The UI is better than I remember it, but what is the deal with the message latency? At 4PM central time I took the following screenshot:

Five hours? I’m all for fetching feeds less frequently, but this delay is absurd. Is Google trying to cure my ADD?

3 Responses to “Google Reader: not for news junkies?”

  1. drew says:

    I use Google Reader and while it’s the best of it’s kind, it’s still crap especially if your feed reading is high volume. The latency of being a web app is nearly unbearable for me. Items only stay unread for 30 days which sort of makes them unexpectedly disappear. Of course they don’t tell you this. It’s a rude shock when you are saving a bunch of items (”I’ll get to these later”) and then suddenly they are all ‘gone’. Filtering is non-existent (e.g. View all starred items from this feed). Viewing items in reverse chronolgical order doesn’t work very well when you switch to ‘all items’ view. There should be a ‘Recently viewed’ folder. Often I view an item and then want to go back to it but can’t remember which feed it was in.

    Oh, and no search. From a company whose business is search.

    Of course the real solution to the synchronization problem is to have local ‘native’ apps that simply synchronize to some server on the network through an API. It should behave like IMAP behaves. In fact, that’s the way nearly every ‘web’ app should work. No problem to access it through your browser or through a ‘real’, responsive application on your desktop.

  2. dsandler says:

    @drew: I’m generally in agreement with you about local apps that sync. But there are two things that stand in the way:

    1. Sync is pretty hard. I’ve tried using Mail.app + IMAP as my go-anywhere email solution, and the results are usually OK, but sometimes totally disastrous.
    2. I can’t always install a native app. Being able to get my email on some random Windows machine is a huge win.

    Many people I know claim to cover this gap by using the Gmail web interface only in such “hostile territory” and using Thunderbird or Mail.app at home, but to do this means totally foregoing Gmail tags and archival. (I don’t think I could ever go back to the 5000-message Inbox.)

  3. drew says:

    I disagree that sync is hard, at least until you have to handle conflicting updates. IMAP may not be a model to work from but it does capture the idea that your data should stay on a network accessible server while ‘local’ apps interface to it (Although I’m still surprised you have had problems, especially ‘disastrous’ ones. IMAP has always been good to me.)

    The last sentence in my previous post made it clear that I wasn’t trying to prohibit in-browser ‘apps’, the two are not mutually exclusive; they can co-exist. My e-mail account can be accessed through webmail or IMAP. People should use what they like and undoubtedly there are some cases where in-browser is useful. But native apps, as a rule, are far more responsive, more efficient, have more functionality and are easier to write. There is a reason your desktop apps aren’t written in javascript and HTML.

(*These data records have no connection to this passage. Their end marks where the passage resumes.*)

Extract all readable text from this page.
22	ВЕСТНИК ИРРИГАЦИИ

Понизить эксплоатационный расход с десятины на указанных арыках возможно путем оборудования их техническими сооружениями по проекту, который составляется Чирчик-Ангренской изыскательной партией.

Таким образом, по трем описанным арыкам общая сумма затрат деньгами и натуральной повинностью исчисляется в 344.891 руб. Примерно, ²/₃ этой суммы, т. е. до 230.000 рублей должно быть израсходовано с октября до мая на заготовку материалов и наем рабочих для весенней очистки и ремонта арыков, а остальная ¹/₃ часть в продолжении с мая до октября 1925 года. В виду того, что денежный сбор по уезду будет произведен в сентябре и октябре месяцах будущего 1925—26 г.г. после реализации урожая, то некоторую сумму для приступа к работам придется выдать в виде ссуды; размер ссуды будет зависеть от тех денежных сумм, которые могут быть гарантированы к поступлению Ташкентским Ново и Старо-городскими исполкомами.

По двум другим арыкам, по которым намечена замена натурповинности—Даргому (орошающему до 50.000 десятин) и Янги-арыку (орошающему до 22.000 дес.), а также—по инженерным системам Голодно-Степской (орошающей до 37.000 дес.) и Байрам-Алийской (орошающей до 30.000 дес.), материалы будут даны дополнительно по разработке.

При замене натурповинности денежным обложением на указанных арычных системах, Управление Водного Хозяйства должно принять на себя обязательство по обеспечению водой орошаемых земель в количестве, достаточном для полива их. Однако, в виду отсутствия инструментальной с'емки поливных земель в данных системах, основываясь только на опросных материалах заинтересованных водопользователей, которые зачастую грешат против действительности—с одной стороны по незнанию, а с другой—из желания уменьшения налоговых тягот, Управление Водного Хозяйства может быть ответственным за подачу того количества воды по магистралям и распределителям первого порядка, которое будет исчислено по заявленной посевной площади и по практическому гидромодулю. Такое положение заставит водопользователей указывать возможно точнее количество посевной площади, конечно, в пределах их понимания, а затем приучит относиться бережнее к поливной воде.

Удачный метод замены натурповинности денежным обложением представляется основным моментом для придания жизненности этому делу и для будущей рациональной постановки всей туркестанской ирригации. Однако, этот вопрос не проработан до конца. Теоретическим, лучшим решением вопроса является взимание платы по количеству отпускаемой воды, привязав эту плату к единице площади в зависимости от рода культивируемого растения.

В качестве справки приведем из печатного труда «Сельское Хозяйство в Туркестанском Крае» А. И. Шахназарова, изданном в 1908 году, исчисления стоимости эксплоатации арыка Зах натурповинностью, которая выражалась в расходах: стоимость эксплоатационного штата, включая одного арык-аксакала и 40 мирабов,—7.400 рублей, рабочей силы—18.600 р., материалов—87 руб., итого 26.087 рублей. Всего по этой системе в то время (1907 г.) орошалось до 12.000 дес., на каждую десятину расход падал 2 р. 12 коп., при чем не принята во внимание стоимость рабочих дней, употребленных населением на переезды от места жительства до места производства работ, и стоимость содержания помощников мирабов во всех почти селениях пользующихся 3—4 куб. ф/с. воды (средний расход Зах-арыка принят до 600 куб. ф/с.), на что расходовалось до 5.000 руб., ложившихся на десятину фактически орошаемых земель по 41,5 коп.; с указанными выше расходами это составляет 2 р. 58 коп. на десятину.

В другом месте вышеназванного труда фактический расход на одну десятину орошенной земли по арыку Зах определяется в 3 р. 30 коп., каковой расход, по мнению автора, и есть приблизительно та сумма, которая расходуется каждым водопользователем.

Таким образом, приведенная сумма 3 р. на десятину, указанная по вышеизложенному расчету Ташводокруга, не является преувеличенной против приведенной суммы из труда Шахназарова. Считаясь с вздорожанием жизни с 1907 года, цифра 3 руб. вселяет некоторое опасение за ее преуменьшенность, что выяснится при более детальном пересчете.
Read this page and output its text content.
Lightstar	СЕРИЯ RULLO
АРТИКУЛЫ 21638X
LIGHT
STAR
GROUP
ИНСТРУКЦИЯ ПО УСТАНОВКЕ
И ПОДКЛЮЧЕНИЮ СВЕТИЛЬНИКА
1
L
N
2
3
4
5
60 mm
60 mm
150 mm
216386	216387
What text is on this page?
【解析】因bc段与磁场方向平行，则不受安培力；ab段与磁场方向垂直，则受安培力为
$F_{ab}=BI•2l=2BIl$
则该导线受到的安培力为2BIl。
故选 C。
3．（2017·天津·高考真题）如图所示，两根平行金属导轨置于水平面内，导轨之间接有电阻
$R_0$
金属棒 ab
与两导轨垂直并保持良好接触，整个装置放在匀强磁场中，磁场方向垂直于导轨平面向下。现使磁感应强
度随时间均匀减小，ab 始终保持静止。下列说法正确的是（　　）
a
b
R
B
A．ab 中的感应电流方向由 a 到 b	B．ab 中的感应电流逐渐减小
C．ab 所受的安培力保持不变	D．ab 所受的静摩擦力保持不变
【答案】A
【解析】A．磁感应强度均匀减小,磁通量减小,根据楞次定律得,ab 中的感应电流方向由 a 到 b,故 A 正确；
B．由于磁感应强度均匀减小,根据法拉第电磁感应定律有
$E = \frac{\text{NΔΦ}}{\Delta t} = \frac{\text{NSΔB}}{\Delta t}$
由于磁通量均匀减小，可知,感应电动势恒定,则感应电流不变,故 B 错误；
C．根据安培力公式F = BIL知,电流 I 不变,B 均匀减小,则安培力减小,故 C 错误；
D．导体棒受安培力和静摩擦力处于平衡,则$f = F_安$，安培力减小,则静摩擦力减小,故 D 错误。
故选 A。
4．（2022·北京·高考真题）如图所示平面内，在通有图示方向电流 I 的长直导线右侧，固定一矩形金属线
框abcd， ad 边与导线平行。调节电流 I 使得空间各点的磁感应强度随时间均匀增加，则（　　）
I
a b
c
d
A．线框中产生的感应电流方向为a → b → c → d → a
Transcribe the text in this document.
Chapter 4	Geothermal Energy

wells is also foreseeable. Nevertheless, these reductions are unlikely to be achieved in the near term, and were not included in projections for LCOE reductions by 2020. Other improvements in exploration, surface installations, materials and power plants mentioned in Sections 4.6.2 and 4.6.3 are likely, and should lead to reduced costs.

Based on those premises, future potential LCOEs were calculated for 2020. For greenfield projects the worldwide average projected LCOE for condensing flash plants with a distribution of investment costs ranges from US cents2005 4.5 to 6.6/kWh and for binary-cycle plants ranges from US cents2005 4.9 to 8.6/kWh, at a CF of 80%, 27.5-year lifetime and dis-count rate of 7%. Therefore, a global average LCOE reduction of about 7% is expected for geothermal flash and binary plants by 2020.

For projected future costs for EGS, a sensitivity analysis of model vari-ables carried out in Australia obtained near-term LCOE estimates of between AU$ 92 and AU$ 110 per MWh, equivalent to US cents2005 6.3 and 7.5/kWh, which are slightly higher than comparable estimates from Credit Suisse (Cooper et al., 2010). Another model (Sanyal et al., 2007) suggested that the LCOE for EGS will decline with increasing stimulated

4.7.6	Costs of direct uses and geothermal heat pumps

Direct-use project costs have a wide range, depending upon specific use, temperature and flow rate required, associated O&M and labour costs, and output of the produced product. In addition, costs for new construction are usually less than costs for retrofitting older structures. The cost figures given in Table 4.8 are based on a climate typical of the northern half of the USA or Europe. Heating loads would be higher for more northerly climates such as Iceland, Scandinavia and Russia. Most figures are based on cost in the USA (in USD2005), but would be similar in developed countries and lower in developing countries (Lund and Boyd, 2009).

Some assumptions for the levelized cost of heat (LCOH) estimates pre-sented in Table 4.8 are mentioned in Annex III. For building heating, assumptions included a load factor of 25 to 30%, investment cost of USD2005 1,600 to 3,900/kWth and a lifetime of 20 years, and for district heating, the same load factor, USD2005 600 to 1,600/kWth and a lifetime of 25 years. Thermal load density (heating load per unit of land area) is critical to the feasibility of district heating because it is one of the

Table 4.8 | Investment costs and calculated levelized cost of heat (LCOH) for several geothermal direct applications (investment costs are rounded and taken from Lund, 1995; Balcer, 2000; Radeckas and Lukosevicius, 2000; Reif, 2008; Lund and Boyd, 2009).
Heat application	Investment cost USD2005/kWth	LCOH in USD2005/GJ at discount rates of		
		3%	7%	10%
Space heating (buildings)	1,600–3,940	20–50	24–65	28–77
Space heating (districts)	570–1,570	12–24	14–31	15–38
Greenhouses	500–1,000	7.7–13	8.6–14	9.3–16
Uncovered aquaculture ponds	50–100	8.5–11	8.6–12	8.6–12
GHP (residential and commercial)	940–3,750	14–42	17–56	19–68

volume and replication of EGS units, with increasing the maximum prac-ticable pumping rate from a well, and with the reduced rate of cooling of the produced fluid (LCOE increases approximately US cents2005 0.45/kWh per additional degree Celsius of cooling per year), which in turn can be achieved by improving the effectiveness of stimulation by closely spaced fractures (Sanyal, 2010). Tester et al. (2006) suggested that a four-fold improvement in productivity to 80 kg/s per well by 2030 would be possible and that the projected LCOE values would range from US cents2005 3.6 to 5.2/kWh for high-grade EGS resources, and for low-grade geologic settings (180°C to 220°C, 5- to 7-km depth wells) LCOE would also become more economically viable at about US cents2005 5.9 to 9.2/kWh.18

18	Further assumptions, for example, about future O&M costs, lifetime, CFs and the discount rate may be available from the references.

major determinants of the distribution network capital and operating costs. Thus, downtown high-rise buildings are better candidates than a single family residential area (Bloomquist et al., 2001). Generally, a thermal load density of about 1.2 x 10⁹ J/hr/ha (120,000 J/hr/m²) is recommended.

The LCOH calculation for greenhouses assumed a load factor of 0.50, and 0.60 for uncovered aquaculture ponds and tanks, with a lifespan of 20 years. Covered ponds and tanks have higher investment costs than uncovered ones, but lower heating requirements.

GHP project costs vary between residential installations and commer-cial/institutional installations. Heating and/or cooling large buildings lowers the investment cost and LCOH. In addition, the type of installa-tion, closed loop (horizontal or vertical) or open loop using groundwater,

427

    Steve Jobs thinks so too. At the D5 conference he outlined how things should work. You have your native app and that connects to resources or services that exist on the Internet. That’s how Google maps works on the IPhone. Having that functionality in the browser is clearly suboptimal. (He let 3rd party developers down regarding this vision when he withheld an SDK, but that was for strategic, non-technical reasons [which I don’t agree with in any case]).